Their move to the ArenA coincided with the explosion in the value of football TV rights. Since the Netherlands is a relatively small country of 16 million people, the Dutch league TV rights are not very valuable.

In 2010, Ajax made €7 million from TV. Real Madrid made €161m: 23 times as much. Of course, nobody makes as much money as Real, but Ajax have also been left behind by clubs such as Tottenham, who earned €53m from TV in 2010.

That is why the Ajax graduate Rafael van der Vaart is playing for Spurs in the Champions League.

The psychological impact of becoming a small club in European competition has profoundly affected Holland’s most successful team: they have not won the Dutch league in seven years, their longest drought since the 1950s. Modern football has been terrible for Ajax. Maybe it’s no wonder that many of the fans, and apparently all the local media, have lately become more interested in politics.

Last week the politics got dramatic even by Ajax standards thanks to the gangster stylings of their legendary former player and coach, Johan Cruyff.

Cruyff has watched Ajax’s struggles and somehow come to the conclusion that incompetence, not economics, is to blame. “Something has to change. That seems clear to me,” he said. “We have recently been eliminated by Real Madrid and then the Russians.”

We must note at this point that Real Madrid’s budget is nearly six times that of Ajax and “the Russians”, Spartak Moscow, are the biggest club in one of the biggest cities in Europe. Spartak’s best player the night they knocked out Ajax was Aiden McGeady, whom they signed for €11.5m. A child could see that Ajax are losing to wealthier clubs because those clubs can sign better players.
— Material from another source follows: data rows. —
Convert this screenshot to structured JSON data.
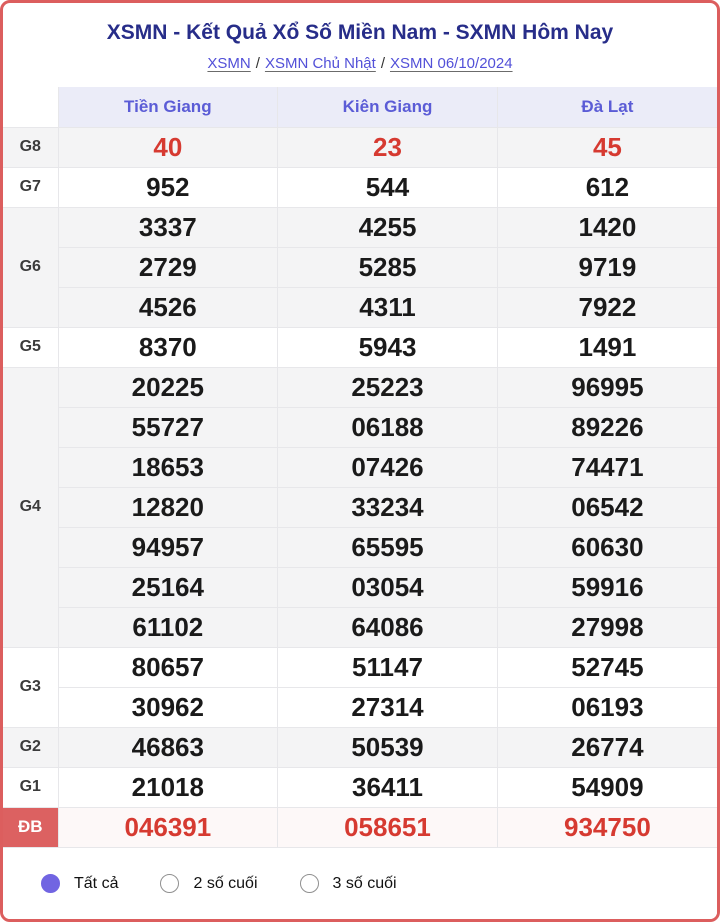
{
  "header": {
    "title": "XSMN - Kết Quả Xổ Số Miền Nam - SXMN Hôm Nay",
    "breadcrumb": [
      {
        "id": "xsmn",
        "label": "XSMN"
      },
      {
        "id": "xsmn-chu-nhat",
        "label": "XSMN Chủ Nhật"
      },
      {
        "id": "xsmn-06-10-2024",
        "label": "XSMN 06/10/2024"
      }
    ],
    "separator": "/"
  },
  "table": {
    "columns": [
      {
        "id": "tien-giang",
        "label": "Tiền Giang"
      },
      {
        "id": "kien-giang",
        "label": "Kiên Giang"
      },
      {
        "id": "da-lat",
        "label": "Đà Lạt"
      }
    ],
    "rows": [
      {
        "id": "g8",
        "label": "G8",
        "red": true,
        "special": false,
        "values_rows": [
          [
            "40",
            "23",
            "45"
          ]
        ]
      },
      {
        "id": "g7",
        "label": "G7",
        "red": false,
        "special": false,
        "values_rows": [
          [
            "952",
            "544",
            "612"
          ]
        ]
      },
      {
        "id": "g6",
        "label": "G6",
        "red": false,
        "special": false,
        "values_rows": [
          [
            "3337",
            "4255",
            "1420"
          ],
          [
            "2729",
            "5285",
            "9719"
          ],
          [
            "4526",
            "4311",
            "7922"
          ]
        ]
      },
      {
        "id": "g5",
        "label": "G5",
        "red": false,
        "special": false,
        "values_rows": [
          [
            "8370",
            "5943",
            "1491"
          ]
        ]
      },
      {
        "id": "g4",
        "label": "G4",
        "red": false,
        "special": false,
        "values_rows": [
          [
            "20225",
            "25223",
            "96995"
          ],
          [
            "55727",
            "06188",
            "89226"
          ],
          [
            "18653",
            "07426",
            "74471"
          ],
          [
            "12820",
            "33234",
            "06542"
          ],
          [
            "94957",
            "65595",
            "60630"
          ],
          [
            "25164",
            "03054",
            "59916"
          ],
          [
            "61102",
            "64086",
            "27998"
          ]
        ]
      },
      {
        "id": "g3",
        "label": "G3",
        "red": false,
        "special": false,
        "values_rows": [
          [
            "80657",
            "51147",
            "52745"
          ],
          [
            "30962",
            "27314",
            "06193"
          ]
        ]
      },
      {
        "id": "g2",
        "label": "G2",
        "red": false,
        "special": false,
        "values_rows": [
          [
            "46863",
            "50539",
            "26774"
          ]
        ]
      },
      {
        "id": "g1",
        "label": "G1",
        "red": false,
        "special": false,
        "values_rows": [
          [
            "21018",
            "36411",
            "54909"
          ]
        ]
      },
      {
        "id": "db",
        "label": "ĐB",
        "red": true,
        "special": true,
        "values_rows": [
          [
            "046391",
            "058651",
            "934750"
          ]
        ]
      }
    ]
  },
  "filters": {
    "options": [
      {
        "id": "all",
        "label": "Tất cả",
        "selected": true
      },
      {
        "id": "last-2",
        "label": "2 số cuối",
        "selected": false
      },
      {
        "id": "last-3",
        "label": "3 số cuối",
        "selected": false
      }
    ]
  },
  "colors": {
    "card_border": "#dc5e5e",
    "title": "#272d89",
    "breadcrumb_link": "#5250d8",
    "column_header_text": "#5b5cd6",
    "column_header_bg": "#ebecf8",
    "highlight_number": "#d63a31",
    "db_label_bg": "#dc6161",
    "shaded_row_bg": "#f4f4f5",
    "special_row_bg": "#fdf8f8",
    "radio_selected": "#7165e2"
  }
}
Unfortunately, Cruyff is not a child but rather an old man with a head full of ideology. He submitted a technical report to the board which advocated the sackings of several personnel, like the coaches Danny Blind (“he has failed”) and Jan Olde Riekerink (“give him a job at Ajax Cape Town”, which is the South African satellite club).
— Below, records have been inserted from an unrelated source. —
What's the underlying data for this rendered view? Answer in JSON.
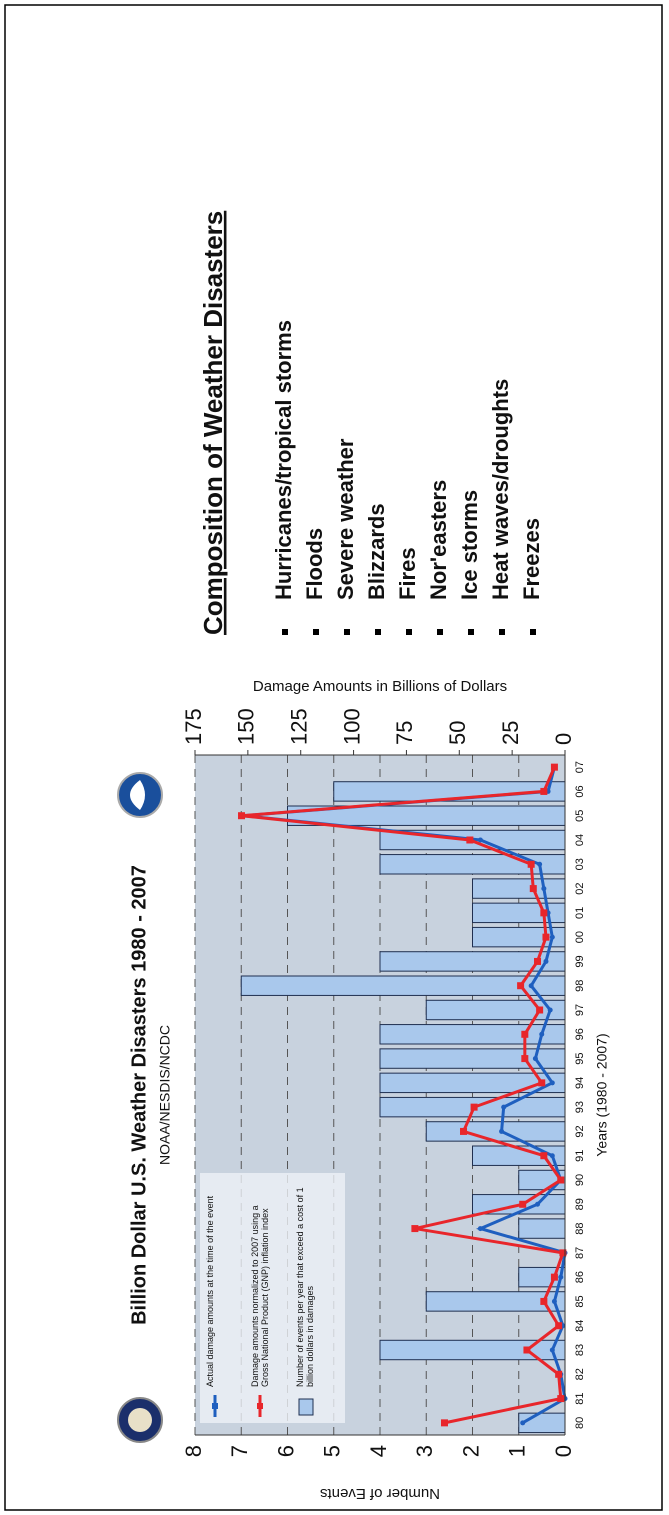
{
  "chart_data": {
    "type": "bar",
    "title": "Billion Dollar U.S. Weather Disasters 1980 - 2007",
    "subtitle": "NOAA/NESDIS/NCDC",
    "x_label": "Years (1980 - 2007)",
    "y_label": "Number of Events",
    "y2_label": "Damage Amounts in Billions of Dollars",
    "categories": [
      "80",
      "81",
      "82",
      "83",
      "84",
      "85",
      "86",
      "87",
      "88",
      "89",
      "90",
      "91",
      "92",
      "93",
      "94",
      "95",
      "96",
      "97",
      "98",
      "99",
      "00",
      "01",
      "02",
      "03",
      "04",
      "05",
      "06",
      "07"
    ],
    "ylim": [
      0,
      8
    ],
    "yticks": [
      0,
      1,
      2,
      3,
      4,
      5,
      6,
      7,
      8
    ],
    "y2lim": [
      0,
      175
    ],
    "y2ticks": [
      0,
      25,
      50,
      75,
      100,
      125,
      150,
      175
    ],
    "grid": true,
    "series": [
      {
        "name": "Number of events per year that exceed a cost of 1 billion dollars in damages",
        "type": "bar",
        "color": "#a9c8ec",
        "values": [
          1,
          0,
          0,
          4,
          0,
          3,
          1,
          0,
          1,
          2,
          1,
          2,
          3,
          4,
          4,
          4,
          4,
          3,
          7,
          4,
          2,
          2,
          2,
          4,
          4,
          6,
          5,
          0
        ]
      },
      {
        "name": "Actual damage amounts at the time of the event",
        "type": "line",
        "axis": "y2",
        "color": "#1f5fbf",
        "values": [
          20,
          0,
          2,
          6,
          1,
          5,
          2,
          0,
          40,
          13,
          2,
          6,
          30,
          29,
          6,
          14,
          11,
          7,
          16,
          9,
          6,
          8,
          10,
          12,
          40,
          152,
          8,
          5
        ]
      },
      {
        "name": "Damage amounts normalized to 2007 using a Gross National Product (GNP) inflation index",
        "type": "line",
        "axis": "y2",
        "color": "#e8262b",
        "values": [
          57,
          2,
          3,
          18,
          3,
          10,
          5,
          1,
          71,
          20,
          2,
          10,
          48,
          43,
          11,
          19,
          19,
          12,
          21,
          13,
          9,
          10,
          15,
          16,
          45,
          153,
          10,
          5
        ]
      }
    ]
  },
  "composition": {
    "title": "Composition of Weather Disasters",
    "items": [
      "Hurricanes/tropical storms",
      "Floods",
      "Severe weather",
      "Blizzards",
      "Fires",
      "Nor'easters",
      "Ice storms",
      "Heat waves/droughts",
      "Freezes"
    ]
  }
}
When the board protested that Cruyff’s demands were out of order, he turned Tony Soprano. The outgoing chairman, Uri Coronel, claimed that Cruyff told him: “Who are you to judge our report? You swallow it or you go.”
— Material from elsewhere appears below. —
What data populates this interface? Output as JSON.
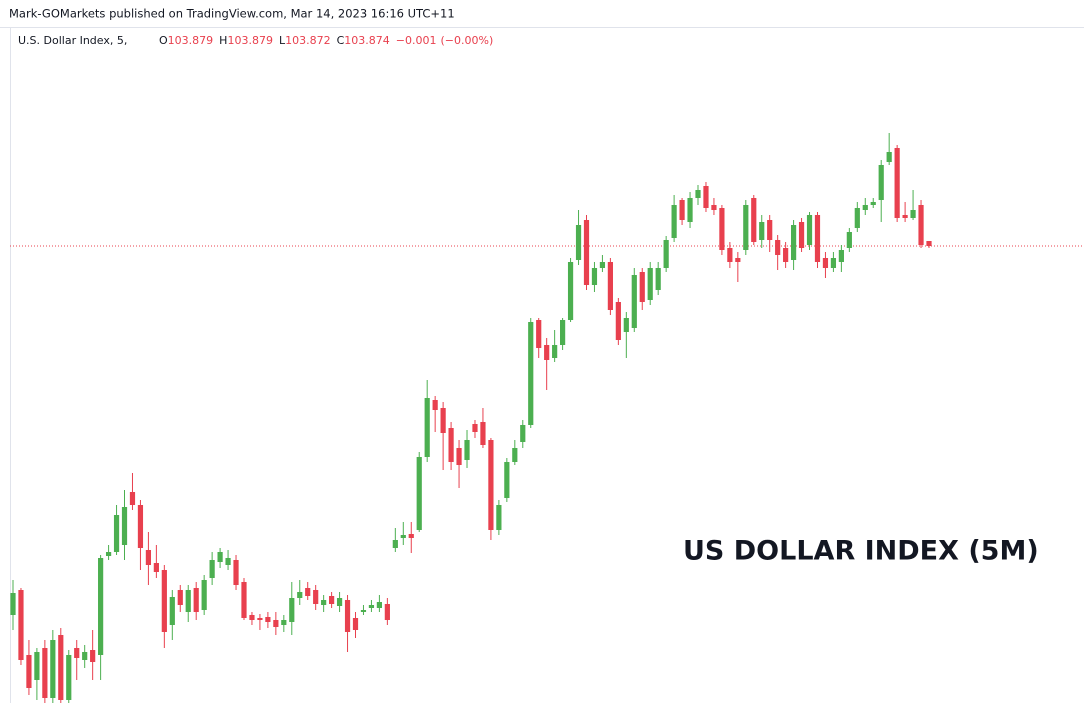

Cruyff, who has a popular newspaper column, threatened to wage media war against the board: “Schrijf ik jullie kapot,” which literally means, “I’ll write you kaput”, or more figuratively, “I’ll kill you with my words”.

Realising that they had little chance of winning a power struggle against the most famous player in Dutch football history, the board took the extraordinary decision to resign en masse.

The message to Cruyff was, if you think you can do it so much better, why don’t you have a go?

The board members will remain in place until replacements can be found. Those replacements will not include Cruyff himself. He has scoffed at the idea of a hands-on role: “I don’t have to be one of them. I don’t need a blazer on.”

Of course, a blazer implies accountability. Cruyff seems to prefer the power without responsibility that comes with his role as guru and soothsayer.

Cruyff has complained that the Ajax youth system is no longer producing players as talented as in the past. But it is: look at Wesley Sneijder, the inspiration of Inter’s treble winners, look at Van der Vaart, rated by many the signing of the Premier League season, look at the Dutch squad that reached the World Cup final, many of whom were trained at Ajax.

The problem is not that the players aren’t coming through, the problem is that they aren’t staying. Changing the individuals in charge of various departments at the club isn’t going to alter the fact that the players know they can earn far more elsewhere.

All Cruyff’s plan will accomplish is to chew up the reputations of his chosen ones — like Dennis Bergkamp and Wim Jonk — who will eventually prove unable to do any better than their predecessors.

If Cruyff really wants to restore Ajax to the forefront of European football, he might be better employed lobbying for an international league involving big teams from small countries, as recently advocated by another former Ajax man, Clarence Seedorf.

Pretending that Ajax can be resurrected by simply replacing people Cruyff doesn’t like with people he does ignores the deep structural problems that have caused their decline, and makes the great Cruyff look a silly, disagreeable old man.